Une méthode d'immunofluorescence pour la caractérisation des cellules oesophage de Barrett

Il est nécessaire d'améliorer l'information visible sur les moteurs moléculaires de l'oesophage de Barrett. Immunofluorescence est une technique utile pour comprendre les effets de la signalisation cellulaire sur la morphologie cellulaire. Nous présentons un protocole simple et efficace pour l'utilisation de la coloration par immunofluorescence pour évaluer le traitement thérapeutique dans les cellules oesophage de Barrett.

Adénocarcinome oesophagien (EAC) a un taux de survie global de moins de 17% et l'incidence de la CAE a augmenté de façon spectaculaire au cours des deux dernières décennies. L'un des principaux facteurs de risque de la CAE est l'oesophage de Barrett (BE), un changement de métaplasie épidermoïde de l'œsophage normale en réponse à des brûlures d'estomac chroniques. Malgré la connexion bien établie entre CAE et BE, interrogation des événements moléculaires, en particulier les voies de signalisation altérées impliquant progression de BE à EAC, sont mal compris. Beaucoup de ceci est dû à l'absence d'convenable dans des modèles in vitro disponibles pour étudier ces maladies.

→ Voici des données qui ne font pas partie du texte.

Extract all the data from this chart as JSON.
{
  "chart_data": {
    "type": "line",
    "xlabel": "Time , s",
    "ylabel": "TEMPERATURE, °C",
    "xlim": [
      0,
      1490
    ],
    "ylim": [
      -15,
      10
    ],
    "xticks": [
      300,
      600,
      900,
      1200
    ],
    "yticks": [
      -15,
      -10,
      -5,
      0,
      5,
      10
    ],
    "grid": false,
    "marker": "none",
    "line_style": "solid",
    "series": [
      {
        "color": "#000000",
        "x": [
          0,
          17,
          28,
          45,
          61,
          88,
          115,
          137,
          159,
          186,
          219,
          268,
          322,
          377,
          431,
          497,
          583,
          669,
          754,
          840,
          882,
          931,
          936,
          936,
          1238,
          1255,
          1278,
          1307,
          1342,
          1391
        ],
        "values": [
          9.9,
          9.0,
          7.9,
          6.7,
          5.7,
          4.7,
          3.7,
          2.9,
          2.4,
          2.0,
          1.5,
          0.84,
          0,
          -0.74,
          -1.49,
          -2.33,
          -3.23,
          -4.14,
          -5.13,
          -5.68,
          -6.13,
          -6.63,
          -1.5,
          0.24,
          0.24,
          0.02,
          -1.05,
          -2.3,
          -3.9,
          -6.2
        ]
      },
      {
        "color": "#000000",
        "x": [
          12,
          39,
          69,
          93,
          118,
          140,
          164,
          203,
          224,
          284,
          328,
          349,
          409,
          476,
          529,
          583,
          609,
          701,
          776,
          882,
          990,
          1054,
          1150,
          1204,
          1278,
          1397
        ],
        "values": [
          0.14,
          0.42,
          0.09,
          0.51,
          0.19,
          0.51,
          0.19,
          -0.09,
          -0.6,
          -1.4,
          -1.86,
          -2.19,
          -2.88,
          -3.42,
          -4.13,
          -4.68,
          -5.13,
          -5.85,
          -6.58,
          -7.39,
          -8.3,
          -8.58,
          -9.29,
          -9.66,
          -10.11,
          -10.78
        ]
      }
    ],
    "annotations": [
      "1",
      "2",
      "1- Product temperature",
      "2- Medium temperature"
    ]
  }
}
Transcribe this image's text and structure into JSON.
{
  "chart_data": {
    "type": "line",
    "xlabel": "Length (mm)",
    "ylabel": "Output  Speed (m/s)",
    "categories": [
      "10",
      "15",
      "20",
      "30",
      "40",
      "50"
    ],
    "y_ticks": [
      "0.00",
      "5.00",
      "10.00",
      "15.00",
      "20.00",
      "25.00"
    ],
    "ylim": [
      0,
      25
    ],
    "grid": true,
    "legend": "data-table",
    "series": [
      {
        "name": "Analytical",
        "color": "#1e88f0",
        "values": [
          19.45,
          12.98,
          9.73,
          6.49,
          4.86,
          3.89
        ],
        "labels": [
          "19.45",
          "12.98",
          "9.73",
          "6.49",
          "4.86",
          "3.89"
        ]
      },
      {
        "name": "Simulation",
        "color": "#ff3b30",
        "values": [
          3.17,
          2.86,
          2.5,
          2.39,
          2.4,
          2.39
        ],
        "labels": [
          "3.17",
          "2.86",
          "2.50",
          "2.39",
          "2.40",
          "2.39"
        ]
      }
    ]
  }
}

Récemment, les lignes BE cellulaires immortalisées sont devenus disponibles dans le commerce permettant des études in vitro de BE. Ici, nous présentons une méthode de coloration par immunofluorescence de lignes BE cellulaires immortalisées, permettant la caractérisation in vitro de la signalisation cellulaire et de la structure après exposition à des composés thérapeutiques. L'application de ces techniques se help développer comprendre les mécanismes impliqués dans la progression BE EAC et de fournir des pistes potentielles pour le traitement et la prévention de l'EAC.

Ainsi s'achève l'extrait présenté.